Where to begin? Your first investing priority is at work. If your employer provides a retirement plan, start there. Many employers match some portion of your contribution to encourage participation. It’s free money. And since your contribution is automatically subtracted from your paycheck, it’s out of reach. Another bonus: The money goes into the retirement plan before it’s taxed. The money will grow and won’t be taxed until withdrawal, but that might not be for decades.

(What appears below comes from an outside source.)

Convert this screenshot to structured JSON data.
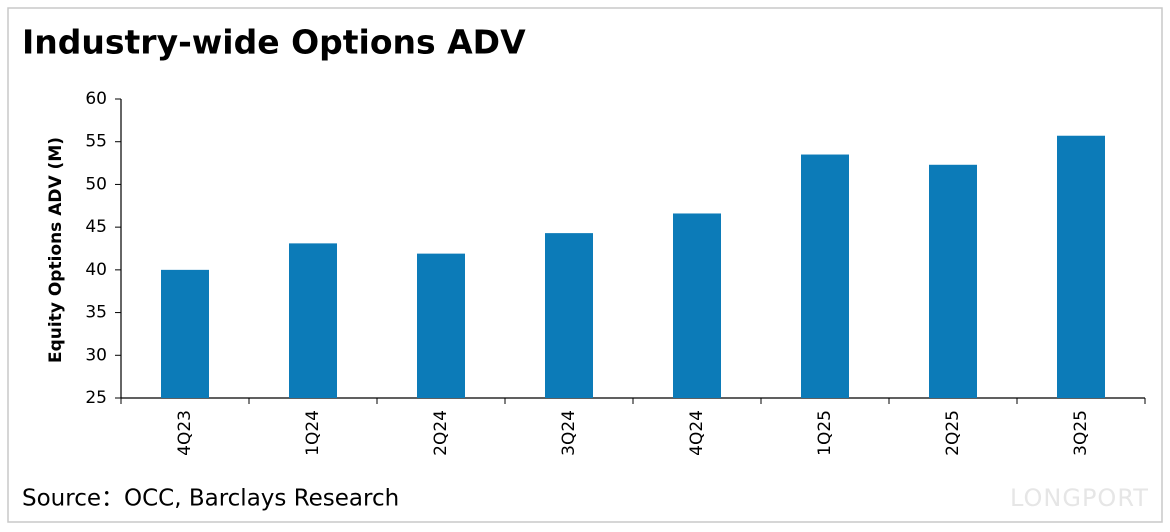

If your employer doesn’t offer a retirement plan — sadly, too many private veterinary practices don’t — it’s up to you. But you can still save in a tax-smart way by investing in a Roth IRA. You’ll fund it with money that’s been taxed, but assuming you follow the rules, money withdrawn years later is tax-free. Many mutual fund companies offer the option of having a preset sum transferred from your checking or savings account each month. This autopilot approach eliminates the chance that you’ll forget to save or will spend the money on less worthy items.

The idea is simple: You can’t spend what you don’t have.

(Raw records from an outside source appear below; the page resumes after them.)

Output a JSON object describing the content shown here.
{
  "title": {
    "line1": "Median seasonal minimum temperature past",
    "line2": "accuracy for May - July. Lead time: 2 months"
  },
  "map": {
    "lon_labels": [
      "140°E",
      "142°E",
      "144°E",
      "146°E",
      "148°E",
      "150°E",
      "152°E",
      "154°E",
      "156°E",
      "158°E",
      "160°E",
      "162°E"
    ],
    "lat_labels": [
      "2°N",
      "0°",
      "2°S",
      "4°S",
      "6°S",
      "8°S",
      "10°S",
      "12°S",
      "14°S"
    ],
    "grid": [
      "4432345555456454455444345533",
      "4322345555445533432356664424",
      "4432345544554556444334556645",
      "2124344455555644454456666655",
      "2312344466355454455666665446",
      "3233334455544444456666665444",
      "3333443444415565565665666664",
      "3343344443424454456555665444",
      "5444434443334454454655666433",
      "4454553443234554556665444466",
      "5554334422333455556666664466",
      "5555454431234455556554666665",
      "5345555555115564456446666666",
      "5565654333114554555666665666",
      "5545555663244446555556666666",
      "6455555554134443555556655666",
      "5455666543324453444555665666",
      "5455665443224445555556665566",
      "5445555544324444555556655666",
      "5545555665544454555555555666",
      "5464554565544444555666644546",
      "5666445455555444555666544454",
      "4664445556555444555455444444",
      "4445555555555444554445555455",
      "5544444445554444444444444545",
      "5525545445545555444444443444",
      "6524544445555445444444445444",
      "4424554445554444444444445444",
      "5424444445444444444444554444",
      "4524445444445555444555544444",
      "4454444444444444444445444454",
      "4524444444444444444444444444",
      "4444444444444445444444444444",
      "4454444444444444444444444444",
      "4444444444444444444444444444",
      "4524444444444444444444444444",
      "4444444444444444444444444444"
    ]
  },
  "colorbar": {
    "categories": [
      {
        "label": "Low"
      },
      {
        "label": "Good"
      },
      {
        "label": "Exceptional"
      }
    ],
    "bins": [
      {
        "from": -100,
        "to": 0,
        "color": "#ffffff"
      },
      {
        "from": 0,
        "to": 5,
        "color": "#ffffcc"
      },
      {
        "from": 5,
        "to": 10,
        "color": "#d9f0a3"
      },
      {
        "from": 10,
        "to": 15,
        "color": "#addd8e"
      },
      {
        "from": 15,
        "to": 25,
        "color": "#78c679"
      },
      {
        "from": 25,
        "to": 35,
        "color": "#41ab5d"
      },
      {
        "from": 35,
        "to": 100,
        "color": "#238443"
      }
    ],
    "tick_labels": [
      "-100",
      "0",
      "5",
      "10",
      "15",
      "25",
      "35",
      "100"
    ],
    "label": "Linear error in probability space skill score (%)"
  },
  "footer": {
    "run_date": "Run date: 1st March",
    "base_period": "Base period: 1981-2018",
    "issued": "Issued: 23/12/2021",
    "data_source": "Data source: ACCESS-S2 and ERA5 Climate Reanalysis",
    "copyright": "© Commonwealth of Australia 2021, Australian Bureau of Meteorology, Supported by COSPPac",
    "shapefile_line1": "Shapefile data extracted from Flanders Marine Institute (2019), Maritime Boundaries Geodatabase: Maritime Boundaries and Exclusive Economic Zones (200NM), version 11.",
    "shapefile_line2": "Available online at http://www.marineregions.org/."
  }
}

Get Your Priorities Straight

Don’t consider investing until your financial house is in order. For example:

  • Are potential catastrophic risks covered by insurance? Do you maintain adequate health, life, disability, long-term care, property and casualty, and professional liability insurance?
  • Do you have an ample emergency fund? Have you arranged access to cash totaling three to six months of living expenses? Have you considered any large expenses you might incur in the next year or two? Consider when you might have to replace your car. You don’t want to be caught short of cash and be forced to liquidate a long-term investment to pay for a short-term need.
  • Do you carry a zero balance on all your credit cards?

If you thoughtfully and honestly answered “yes” to all those questions, then you’re a candidate for investing.

Time Is on Your Side

When investing, nothing is more valuable than time. No one complains that they began investing too early or at too young of an age. Albert Einstein was famously quoted as saying, “Nothing is more powerful than the power of compound interest. It is the eighth wonder of the world.”

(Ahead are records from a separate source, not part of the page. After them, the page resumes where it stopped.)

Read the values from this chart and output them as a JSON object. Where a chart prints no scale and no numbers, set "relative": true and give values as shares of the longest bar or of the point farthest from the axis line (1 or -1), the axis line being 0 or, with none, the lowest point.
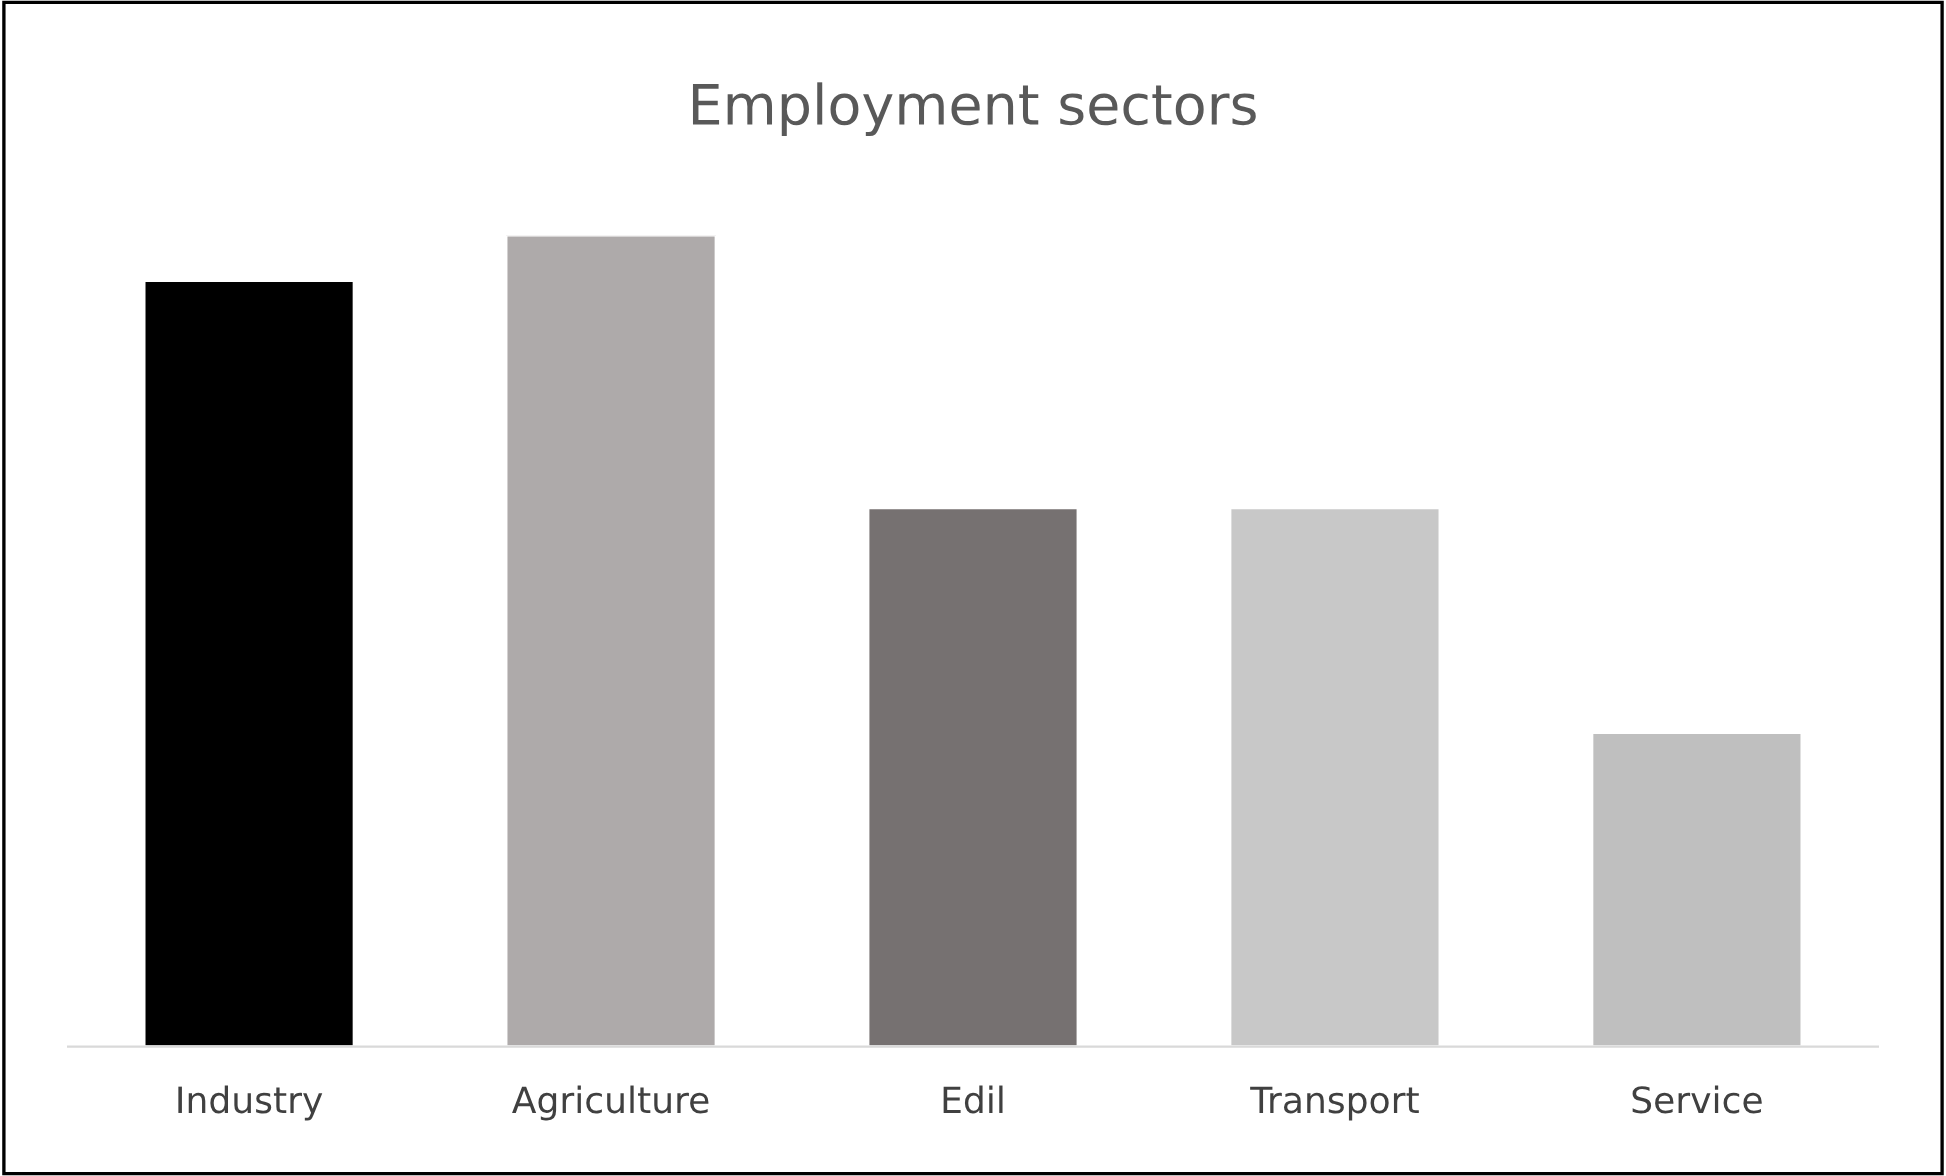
{
  "chart_data": {
    "type": "bar",
    "title": "Employment sectors",
    "relative": true,
    "categories": [
      "Industry",
      "Agriculture",
      "Edil",
      "Transport",
      "Service"
    ],
    "values": [
      0.944,
      1,
      0.664,
      0.664,
      0.387
    ],
    "colors": [
      "#000000",
      "#aeaaaa",
      "#767171",
      "#c8c8c8",
      "#bfbfbf"
    ],
    "grid": false,
    "legend": false
  }
}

Consider this scenario: Someone who starts investing at age 35 and contributes $200 a month to a Roth IRA will have about $436,000 at age 65, assuming a 10% annual return. But had the investor started contributing $200 a month at age 25, he or she would have accumulated almost $1,170,000. What a difference the first decade makes! Since compounding helps money grow exponentially over time, even small contributions can have a big impact when you’re ready to retire.

We’ve shared two of the most important ingredients in building financial independence: Start now and pay yourself first. Here are three final thoughts.

  • Read “Saving and Investing,” a helpful consumer resource from the U.S. Securities and Exchange Commission, at bit.ly/36F92Mv.
  • Meet with a certified financial planner to get help with creating and implementing your financial life plan.
  • Understand that you’re never too young or too old to worry about your financial future. Even a little money can go a long way toward building a secure retirement. Investing is relatively painless, creates wealth and will make work optional for you at some point.

Financial Wellness co-columnist Fritz Wood is a veterinary industry veteran with a special interest in finance. Co-columnist Robert A. Sparrow is a partner with Triune Financial Partners LLC. A graduate of Rockhurst College, he has been in the financial services industry for more than three decades. Learn more at triunefp.com.


WARNING SIGNS

What are the biggest threats to your future financial security? Here are a few:

  • Doing nothing or waiting. Time is your best friend or your worst enemy.
  • Historically, prices increase by about 3% annually. Prices double about every 24 years.
  • Failing to diversify. This is a particular risk for veterinary practice owners.
  • Investing too little.
  • Investing too late.
  • Failing to adequately insure against catastrophic risks.